Wali Murid Protes Jadi ATM Sekolah
jpnn.com - TULUNGAGUNG – Sebagian wali murid akhirnya jengah juga melihat masih adanya pungutan pendidikan di Tulungagung, Jawa Timur. Karena itu, mereka yang tergabung dalam Persekutuan Masyarakat Penegak Transparansi (PMPT) menggelar unjuk rasa di depan gedung DPRD Tulungagung Senin (25/8).
Mereka mendesak anggota dewan yang baru untuk lebih gigih berjuang demi masyarakat. Salah satunya, terkait dengan biaya pendidikan. Sebab, hingga saat ini masih banyak pungutan atau tarikan oleh sekolah kepada wali murid.
Sekitar sepuluh demonstran itu mendatangi gedung dewan sekitar pukul 10.00. Mereka membawa beberapa poster bertulisan Wali Murid ATM, Transparan Sekolah Murah, Sekolah Gratis Harga Mati, dan beberapa poster lain.
Demonstran juga membagikan selebaran bertulisan perbup tentang jaminan pendanaan pendidikan kepada masyarakat di sekitar alun-alun dan pengendara yang melintas. Demonstran sebenarnya ingin masuk ke halaman gedung dewan, tetapi masih terhalang tenda. Karena itu, mereka berorasi di depan gedung dewan Jalan R.A. Kartini, Tulungagung. Aksi tersebut juga dikawal puluhan polisi.
Dalam orasinya, demonstran menuding Dinas Pendidikan (Dispendik) Tulungagung tidak prorakyat karena diduga justru menginstruksikan untuk melanggar Perbup 28 Tahun 2014 tentang Jaminan Pendanaan Pendidikan.
Perbub tersebut menyebutkan larangan adanya pungutan atau tarikan oleh pihak sekolah. Namun, kenyataanya, masih banyak sekolah yang melanggar. Bahkan, dispendik mengizinkan tarikan itu. ’’Ini sama saja dispendik menyuruh melanggar perbup. Padahal, dispendik semestinya mendukung pelaksanaan perbup,’’ ungkap Koordinator aksi Cahyo Kurniadi.
Cahyo, sapaan akrabnya, menyatakan bahwa tarikan oleh sekolah kepada wali murid berkedok penambahan fasilitas sekolah. Selain itu, pungutan terjadi pada daftar ulang. Padahal, sudah ada aturan bahwa tidak boleh ada pungutan pada daftar ulang, hanya melengkapi administrasi.

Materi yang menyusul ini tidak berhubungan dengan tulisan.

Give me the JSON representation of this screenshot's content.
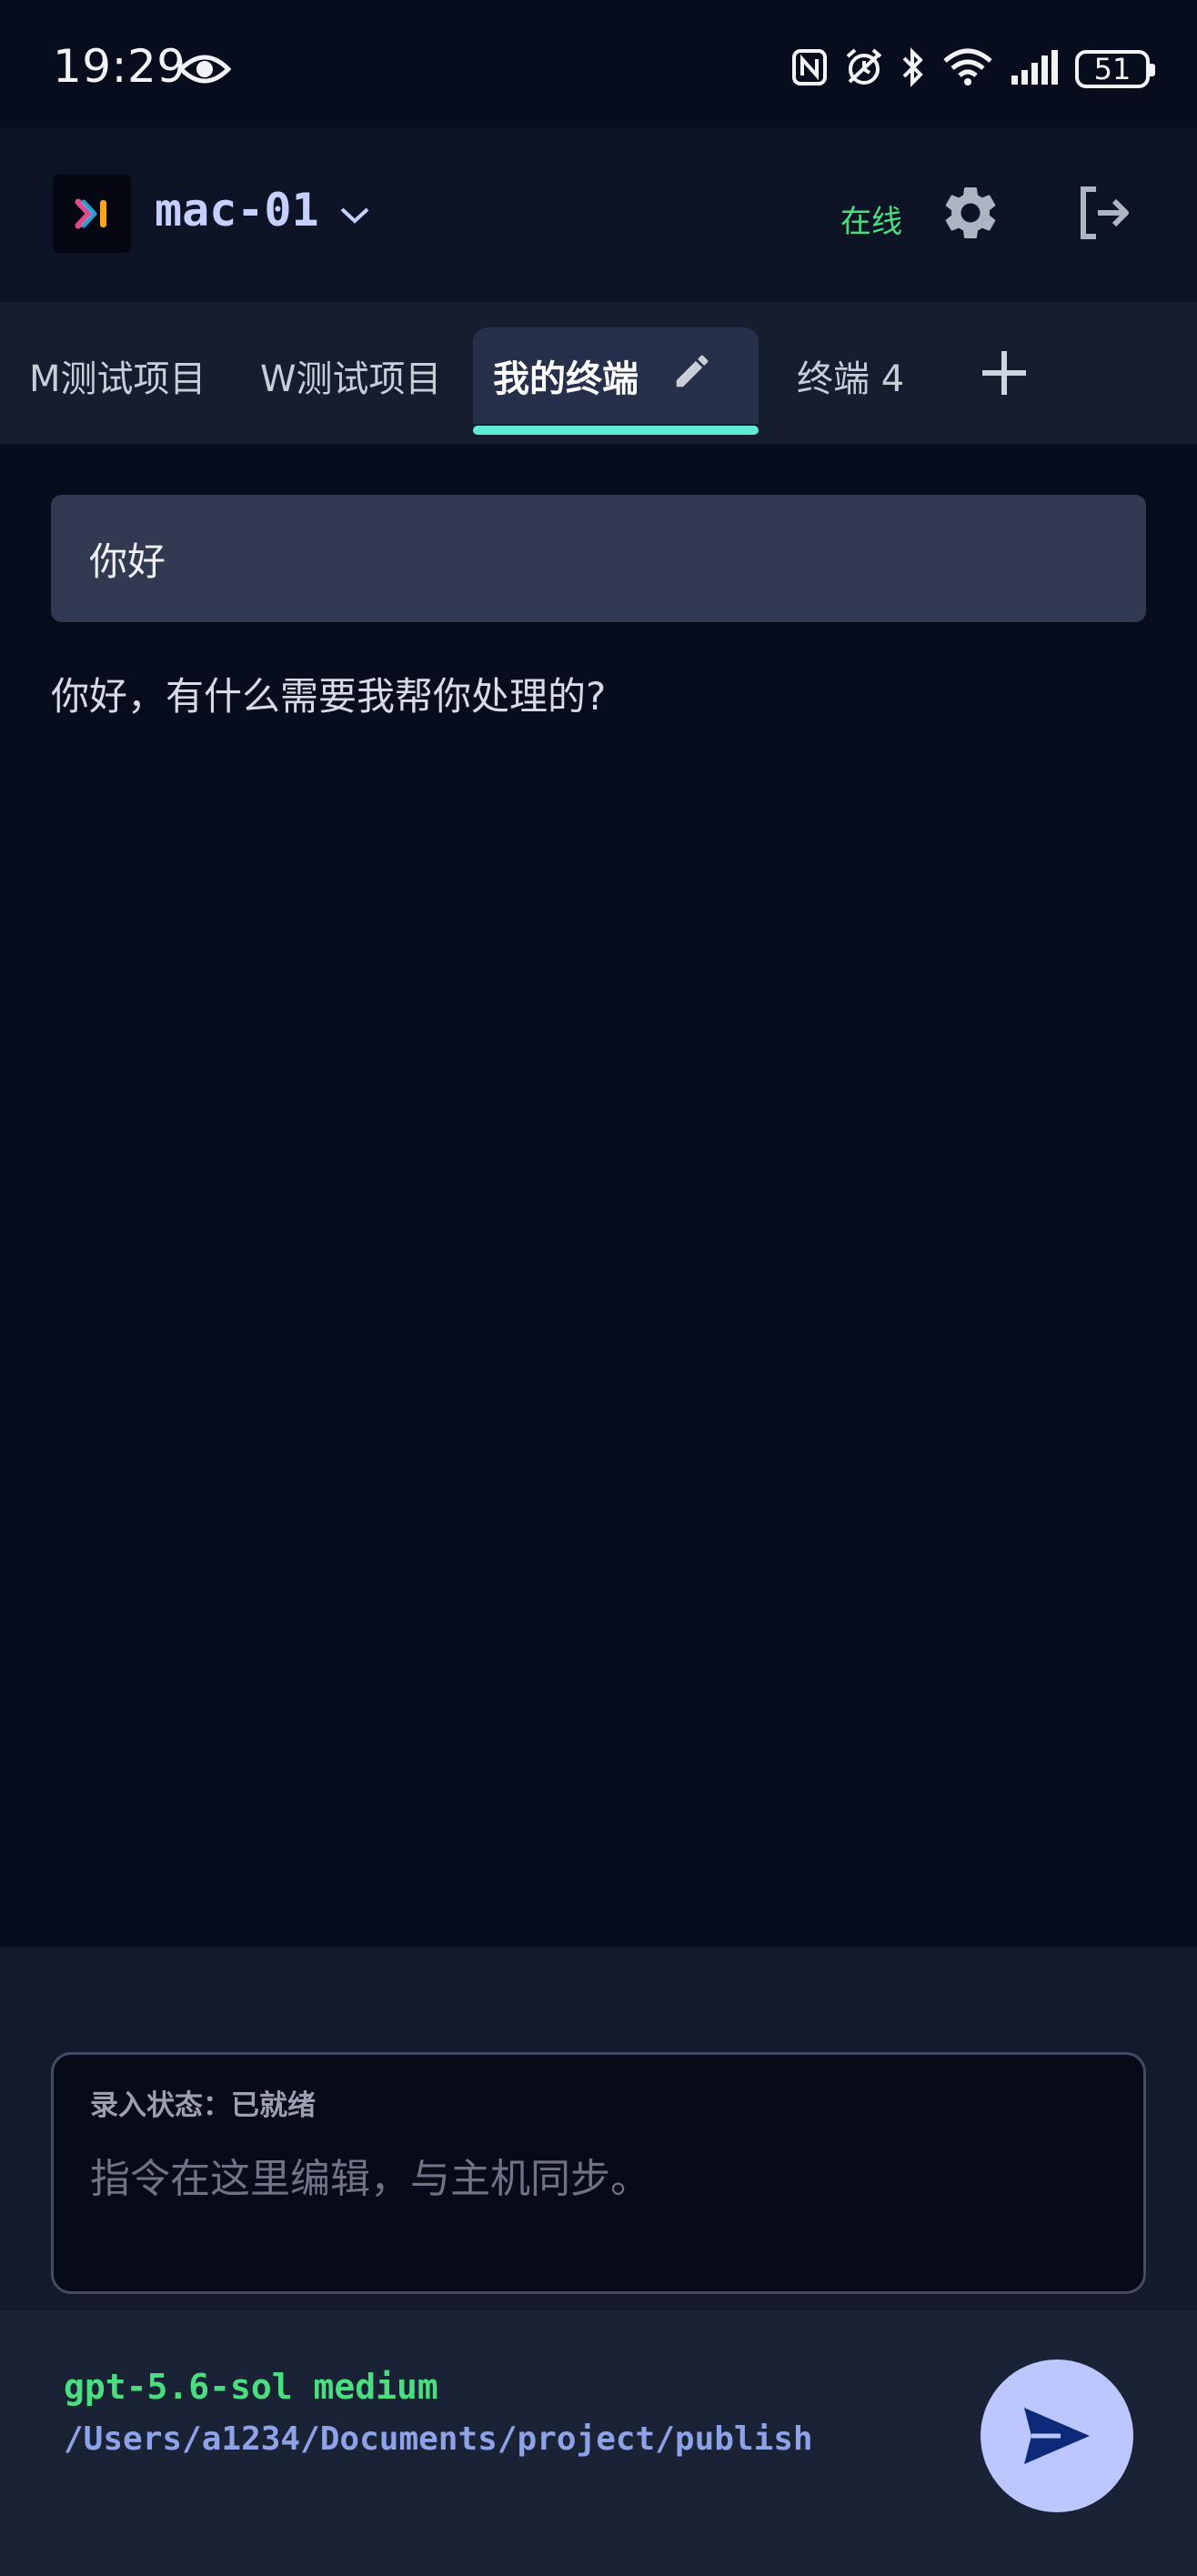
{
  "status_bar": {
    "time": "19:29",
    "battery": "51",
    "icons": [
      "eye-icon",
      "nfc-icon",
      "alarm-icon",
      "bluetooth-icon",
      "wifi-icon",
      "signal-icon",
      "battery-icon"
    ]
  },
  "header": {
    "host_name": "mac-01",
    "connection_status": "在线",
    "status_color": "#4ade80",
    "icons": [
      "app-logo-icon",
      "chevron-down-icon",
      "gear-icon",
      "logout-icon"
    ]
  },
  "tabs": [
    {
      "label": "M测试项目",
      "active": false
    },
    {
      "label": "W测试项目",
      "active": false
    },
    {
      "label": "我的终端",
      "active": true
    },
    {
      "label": "终端 4",
      "active": false
    }
  ],
  "chat": {
    "user_message": "你好",
    "assistant_reply": "你好，有什么需要我帮你处理的?"
  },
  "input": {
    "status_label": "录入状态：已就绪",
    "placeholder": "指令在这里编辑，与主机同步。",
    "value": ""
  },
  "footer": {
    "model": "gpt-5.6-sol medium",
    "path": "/Users/a1234/Documents/project/publish"
  },
  "colors": {
    "background": "#080d1d",
    "accent_tab_underline": "#5eead4",
    "send_button": "#bcc7ff"
  }
}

Sorotan lainnya adalah Bosda dan BOS. Orang tua belum pernah sekali pun mendapatkan transparansi penggunaan dana tersebut. ’’Transparansi sekolah belum ada. Ini menjadi rawan. Yang paling susah adalah wali murid karena selalu dipungut biaya yang jumlahnya tidak sedikit,’’ katanya.